With any action there are consequences that come along side also. In the instance of hashtag activism I see far more positive consequences than negative. For instance by using hashtags via social media such as Twitter or Facebook, Levinson points out that a tweet can reach millions of people within seconds of someone posting. This becomes a simple effortless broadcast of information which is uninhibited by the agendas of other mass media outlets, such as the news (Levinson, 2013). Hashtag activism is much cheaper for both the parties advocating for the cause and also for any police or service needed to keep a physical rally controlled. That brings me to my next point that activism through the use of hashtags is far less violent or brutal than physical protests. I was in Montreal during the 2012 student protests and was amazed by the amount of police presence all over the downtown and university areas. Not only was this a large expense in tax payer dollars but the police used physical force and means to control this protest resulting in injuries.

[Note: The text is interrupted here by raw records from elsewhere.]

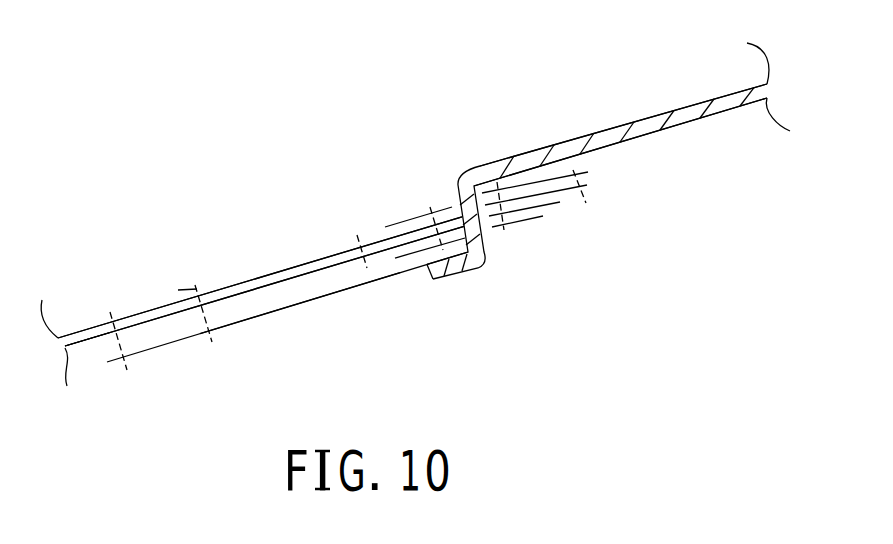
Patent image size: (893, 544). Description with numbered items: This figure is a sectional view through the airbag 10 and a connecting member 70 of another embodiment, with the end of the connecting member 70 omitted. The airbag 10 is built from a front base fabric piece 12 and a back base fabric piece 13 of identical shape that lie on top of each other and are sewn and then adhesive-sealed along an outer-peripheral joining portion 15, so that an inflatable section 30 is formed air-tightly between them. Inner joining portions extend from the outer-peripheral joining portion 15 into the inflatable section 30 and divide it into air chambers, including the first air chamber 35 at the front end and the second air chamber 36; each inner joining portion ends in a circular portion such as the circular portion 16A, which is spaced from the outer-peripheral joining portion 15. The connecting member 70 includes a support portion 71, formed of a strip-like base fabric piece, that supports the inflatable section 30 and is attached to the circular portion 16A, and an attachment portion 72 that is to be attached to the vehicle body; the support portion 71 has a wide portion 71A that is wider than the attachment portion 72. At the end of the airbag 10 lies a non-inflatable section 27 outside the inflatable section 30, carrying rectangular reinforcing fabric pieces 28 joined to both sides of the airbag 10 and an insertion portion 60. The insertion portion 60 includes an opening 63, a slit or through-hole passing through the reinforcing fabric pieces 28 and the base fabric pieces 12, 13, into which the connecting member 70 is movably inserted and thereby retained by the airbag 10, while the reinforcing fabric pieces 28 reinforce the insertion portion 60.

The airbag 10 is at (213, 258).
The front base fabric piece 12 is at (73, 334).
The back base fabric piece 13 is at (85, 347).
The outer-peripheral joining portion 15 is at (357, 235).
The circular portion 16A is at (113, 308).
The non-inflatable section 27 is at (589, 190).
The reinforcing fabric pieces 28 is at (407, 220).
The inflatable section 30 is at (258, 278).
The first air chamber 35 is at (295, 268).
The second air chamber 36 is at (86, 343).
The insertion portion 60 is at (456, 205).
The opening 63 is at (485, 230).
The connecting member 70 is at (342, 288).
The support portion 71 is at (292, 306).
The wide portion 71A is at (240, 322).
The attachment portion 72 is at (643, 127).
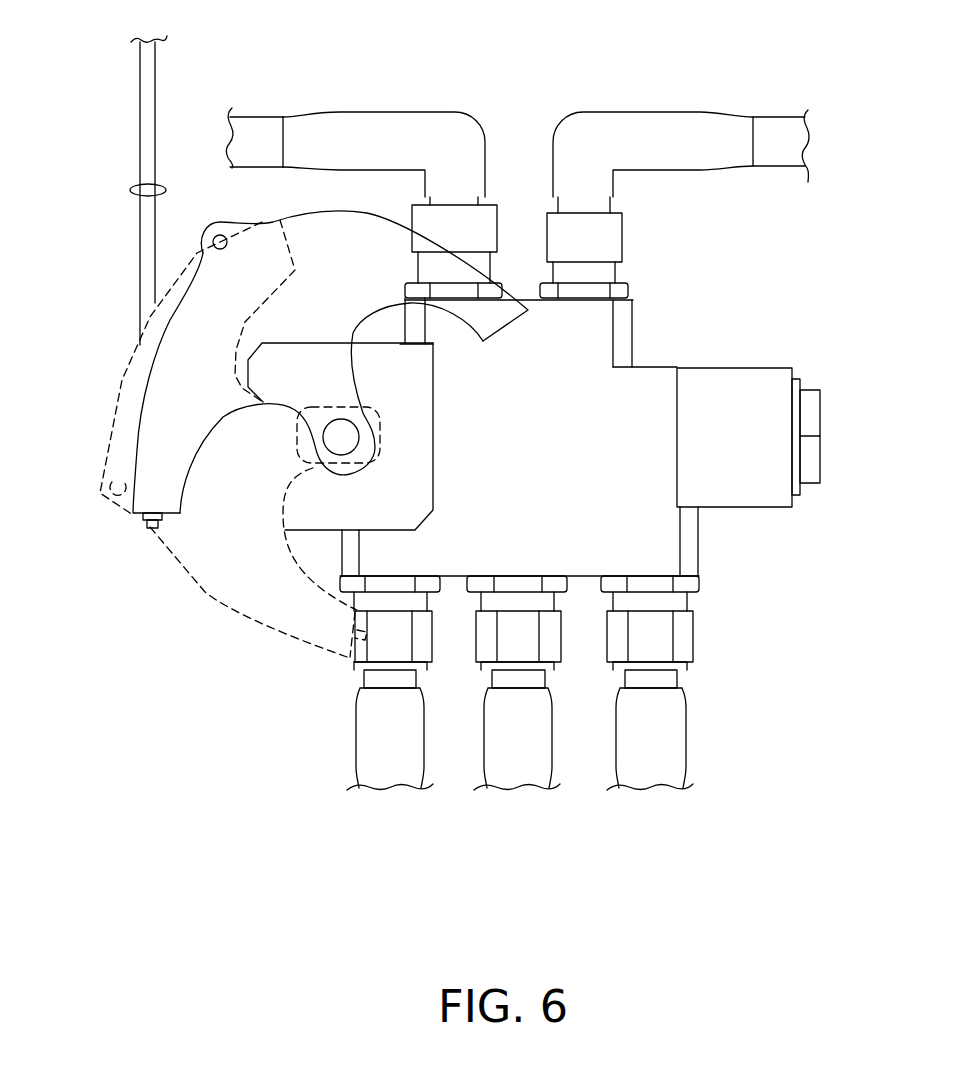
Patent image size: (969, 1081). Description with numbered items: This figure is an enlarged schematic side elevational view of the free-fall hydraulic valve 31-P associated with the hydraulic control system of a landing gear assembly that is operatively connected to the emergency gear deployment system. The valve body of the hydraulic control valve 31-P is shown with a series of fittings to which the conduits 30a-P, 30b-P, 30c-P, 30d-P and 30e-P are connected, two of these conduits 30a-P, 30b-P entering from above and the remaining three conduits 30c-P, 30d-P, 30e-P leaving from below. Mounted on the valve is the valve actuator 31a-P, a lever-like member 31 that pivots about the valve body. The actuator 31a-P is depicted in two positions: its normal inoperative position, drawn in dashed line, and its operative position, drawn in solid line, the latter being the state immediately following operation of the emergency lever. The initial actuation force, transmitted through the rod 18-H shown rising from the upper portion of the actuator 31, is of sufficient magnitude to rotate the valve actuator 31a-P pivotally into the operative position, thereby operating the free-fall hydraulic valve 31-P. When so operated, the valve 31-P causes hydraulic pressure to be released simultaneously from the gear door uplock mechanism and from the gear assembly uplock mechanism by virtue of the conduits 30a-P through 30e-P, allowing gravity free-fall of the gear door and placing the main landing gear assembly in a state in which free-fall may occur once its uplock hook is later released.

The handle rod 18-H is at (135, 188).
The conduit 30a-P is at (393, 130).
The conduit 30b-P is at (670, 140).
The conduit 30c-P is at (380, 747).
The conduit 30d-P is at (497, 760).
The conduit 30e-P is at (660, 752).
The lever handle 31 is at (228, 577).
The free-fall hydraulic valve 31-P is at (576, 399).
The valve actuator 31a-P is at (356, 316).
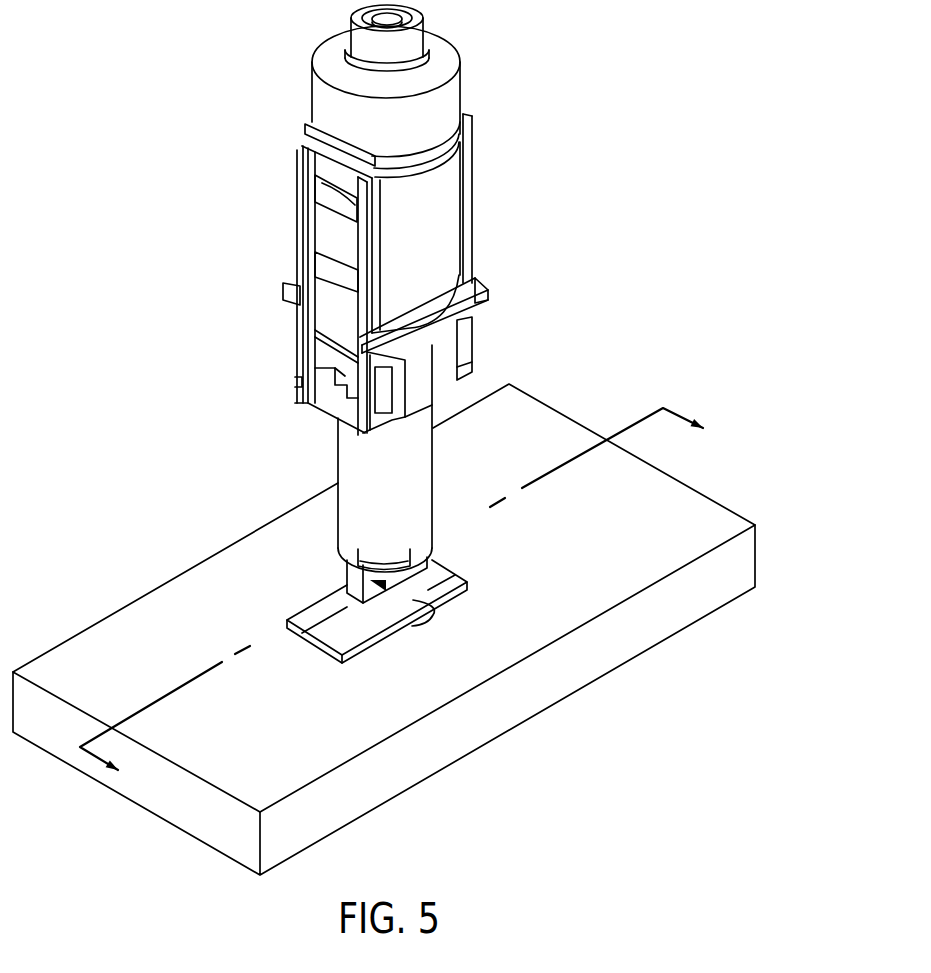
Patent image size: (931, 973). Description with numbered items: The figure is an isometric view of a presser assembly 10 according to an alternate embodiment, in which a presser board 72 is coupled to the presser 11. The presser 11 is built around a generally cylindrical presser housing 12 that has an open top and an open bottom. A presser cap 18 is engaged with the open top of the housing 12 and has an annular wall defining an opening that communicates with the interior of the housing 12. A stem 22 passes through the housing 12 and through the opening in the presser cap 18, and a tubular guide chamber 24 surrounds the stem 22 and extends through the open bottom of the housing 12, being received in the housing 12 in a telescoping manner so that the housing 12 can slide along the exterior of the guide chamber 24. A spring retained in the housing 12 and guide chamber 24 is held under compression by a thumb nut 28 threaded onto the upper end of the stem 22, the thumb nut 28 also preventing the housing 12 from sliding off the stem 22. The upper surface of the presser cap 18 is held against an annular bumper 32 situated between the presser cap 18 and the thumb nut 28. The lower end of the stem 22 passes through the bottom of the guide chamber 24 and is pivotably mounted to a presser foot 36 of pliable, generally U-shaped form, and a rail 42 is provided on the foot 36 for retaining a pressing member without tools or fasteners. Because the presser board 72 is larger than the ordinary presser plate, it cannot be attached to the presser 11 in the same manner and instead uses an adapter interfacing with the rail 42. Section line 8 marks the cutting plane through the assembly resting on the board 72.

The section line 8- 8 is at (381, 576).
The presser assembly 10 is at (160, 88).
The presser 11 is at (549, 274).
The presser housing 12 is at (440, 218).
The presser cap 18 is at (437, 134).
The stem 22 is at (356, 581).
The guide chamber 24 is at (360, 460).
The thumb nut 28 is at (452, 93).
The annular bumper 32 is at (367, 178).
The presser foot 36 is at (332, 627).
The rail 42 is at (409, 624).
The presser board 72 is at (530, 688).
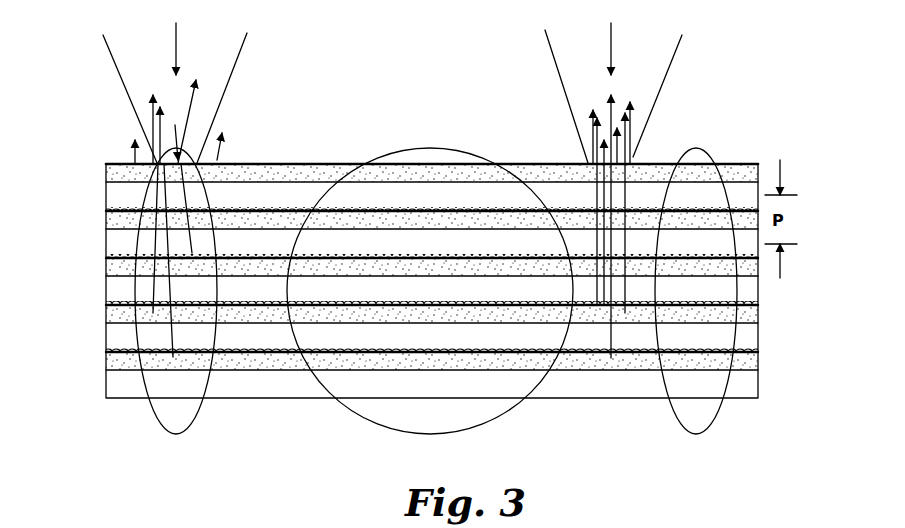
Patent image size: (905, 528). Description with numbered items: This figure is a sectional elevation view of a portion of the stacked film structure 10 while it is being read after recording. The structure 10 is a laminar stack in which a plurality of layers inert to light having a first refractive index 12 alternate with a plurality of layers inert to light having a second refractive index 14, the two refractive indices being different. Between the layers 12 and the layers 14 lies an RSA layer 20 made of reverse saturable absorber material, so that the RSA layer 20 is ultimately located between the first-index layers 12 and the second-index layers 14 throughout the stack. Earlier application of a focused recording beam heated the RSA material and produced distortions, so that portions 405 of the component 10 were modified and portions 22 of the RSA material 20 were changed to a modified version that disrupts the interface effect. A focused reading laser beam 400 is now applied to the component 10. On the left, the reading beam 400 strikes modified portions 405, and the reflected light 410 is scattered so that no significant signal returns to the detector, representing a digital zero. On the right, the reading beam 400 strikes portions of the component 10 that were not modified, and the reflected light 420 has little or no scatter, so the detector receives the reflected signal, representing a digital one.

The stacked film structure 10 is at (736, 66).
The layers inert to light having a first refractive index 12 is at (106, 267).
The layers inert to light having a second refractive index 14 is at (110, 298).
The RSA layer 20 is at (107, 259).
The modified portions of the RSA material 22 is at (150, 257).
The focused reading laser beam 400 is at (177, 53).
The modified portions of the component 405 is at (196, 417).
The scattered reflected light 410 is at (157, 129).
The reflected light with little or no scatter 420 is at (620, 152).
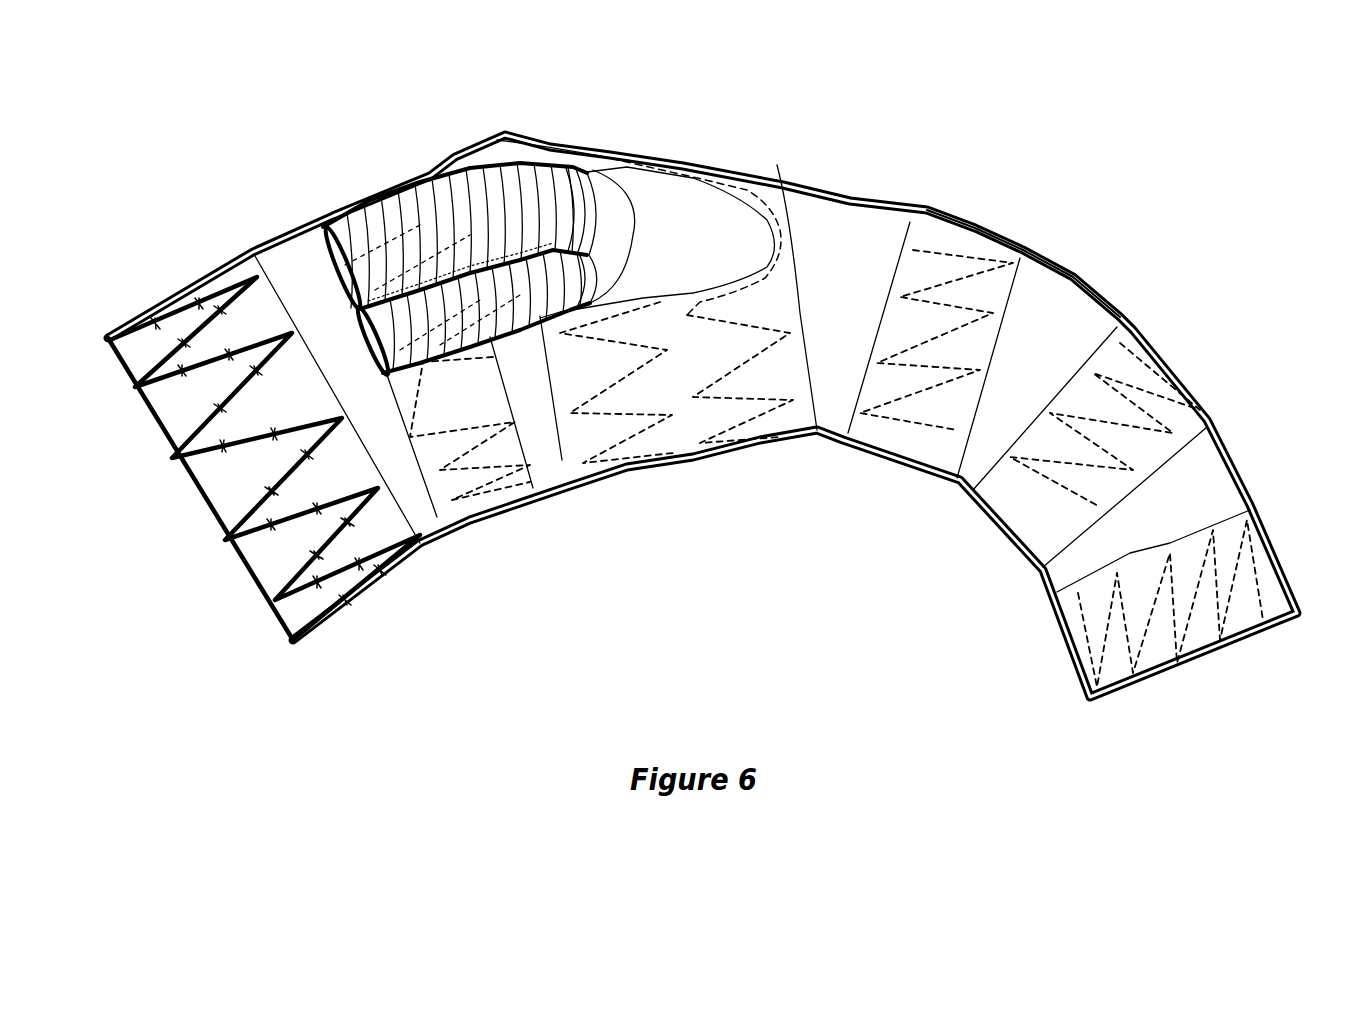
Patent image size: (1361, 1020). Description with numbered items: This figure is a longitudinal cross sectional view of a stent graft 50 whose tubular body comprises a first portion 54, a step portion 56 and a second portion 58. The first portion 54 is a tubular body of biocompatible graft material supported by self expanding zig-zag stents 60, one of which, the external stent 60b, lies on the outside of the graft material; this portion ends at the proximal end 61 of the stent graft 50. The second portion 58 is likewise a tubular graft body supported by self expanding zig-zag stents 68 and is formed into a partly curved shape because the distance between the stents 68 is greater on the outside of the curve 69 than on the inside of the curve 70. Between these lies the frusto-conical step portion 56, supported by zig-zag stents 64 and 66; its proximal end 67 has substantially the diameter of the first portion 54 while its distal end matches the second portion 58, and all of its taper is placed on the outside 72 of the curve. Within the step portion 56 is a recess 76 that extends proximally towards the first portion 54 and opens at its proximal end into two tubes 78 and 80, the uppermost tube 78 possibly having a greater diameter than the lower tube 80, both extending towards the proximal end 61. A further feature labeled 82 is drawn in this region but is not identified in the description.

The stent graft 50 is at (912, 658).
The first portion 54 is at (102, 325).
The step portion 56 is at (490, 123).
The second portion 58 is at (1303, 613).
The self expanding zig-zag stents 60 is at (355, 568).
The external stent 60b is at (502, 493).
The proximal end 61 is at (200, 527).
The self expanding zig-zag stent 64 is at (620, 445).
The self expanding zig-zag stent 66 is at (730, 400).
The proximal end of step portion 67 is at (555, 453).
The self expanding zig-zag stents 68 is at (907, 420).
The outside of the curve 69 is at (1073, 275).
The inside of the curve 70 is at (960, 485).
The outside of the curve 72 is at (777, 165).
The recess 76 is at (690, 230).
The tube 78 is at (385, 215).
The tube 80 is at (575, 240).
The tube junction 82 is at (460, 200).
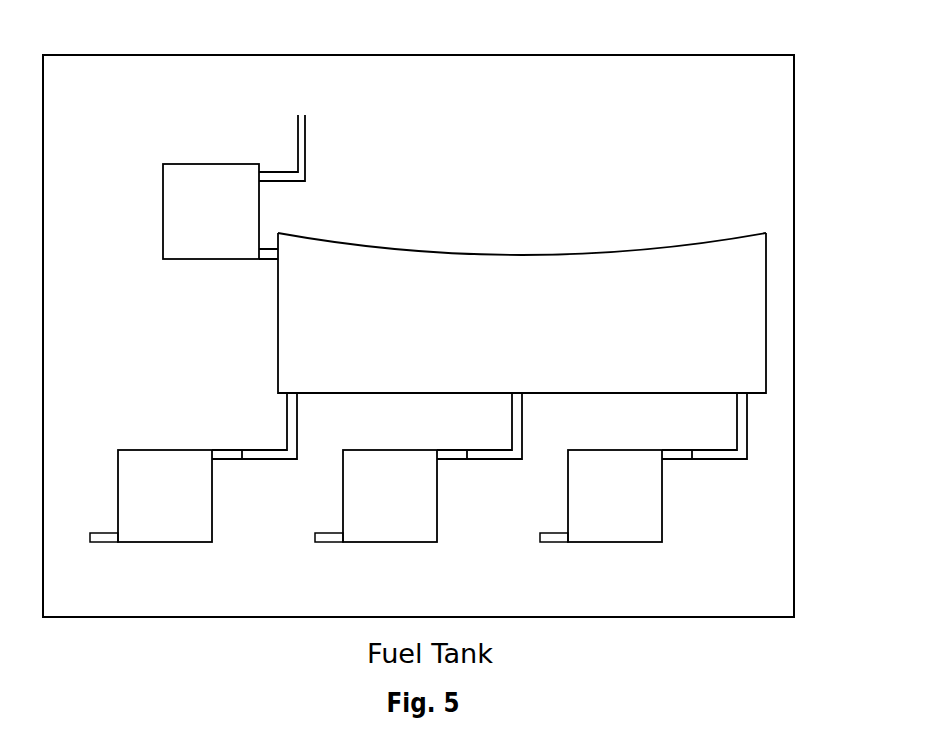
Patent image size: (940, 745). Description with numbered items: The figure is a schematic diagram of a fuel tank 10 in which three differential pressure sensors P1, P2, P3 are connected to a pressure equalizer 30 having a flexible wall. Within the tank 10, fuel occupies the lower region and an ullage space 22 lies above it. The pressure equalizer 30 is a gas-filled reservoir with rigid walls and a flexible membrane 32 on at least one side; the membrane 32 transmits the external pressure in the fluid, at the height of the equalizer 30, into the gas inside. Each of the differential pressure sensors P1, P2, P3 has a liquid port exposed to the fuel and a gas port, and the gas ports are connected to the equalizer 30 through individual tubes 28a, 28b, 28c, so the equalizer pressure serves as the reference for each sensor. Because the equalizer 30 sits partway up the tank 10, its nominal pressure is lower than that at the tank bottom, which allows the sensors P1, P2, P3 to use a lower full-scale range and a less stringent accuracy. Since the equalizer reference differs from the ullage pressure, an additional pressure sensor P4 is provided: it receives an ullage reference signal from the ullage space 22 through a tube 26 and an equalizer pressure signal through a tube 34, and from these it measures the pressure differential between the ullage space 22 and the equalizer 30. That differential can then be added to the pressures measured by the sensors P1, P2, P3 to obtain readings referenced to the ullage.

From personal experience through the #NoMakeUpSelfie I saw a drawback to this hashtag activism. It boils down to how someone is using a hashtag for a cause and whether they have knowledge of the validity or not. A friend of mine had seen these selfies of girls with no makeup. Along the way the cause was not being portrayed correctly and the meaning was lost, which then lead to my friend posting a “No makeup selfie” of him with a rather ignorant comment. This obviously sparked some comments from his female friends who knew the cause and who were personally affected in some way from breast cancer. This is a prime example of how sometimes these causes can get lost in translation when people repost just to jump on the “hashtag activism” bandwagon. In everything we do we must remember to stop, think and be ready to stand up for our choices.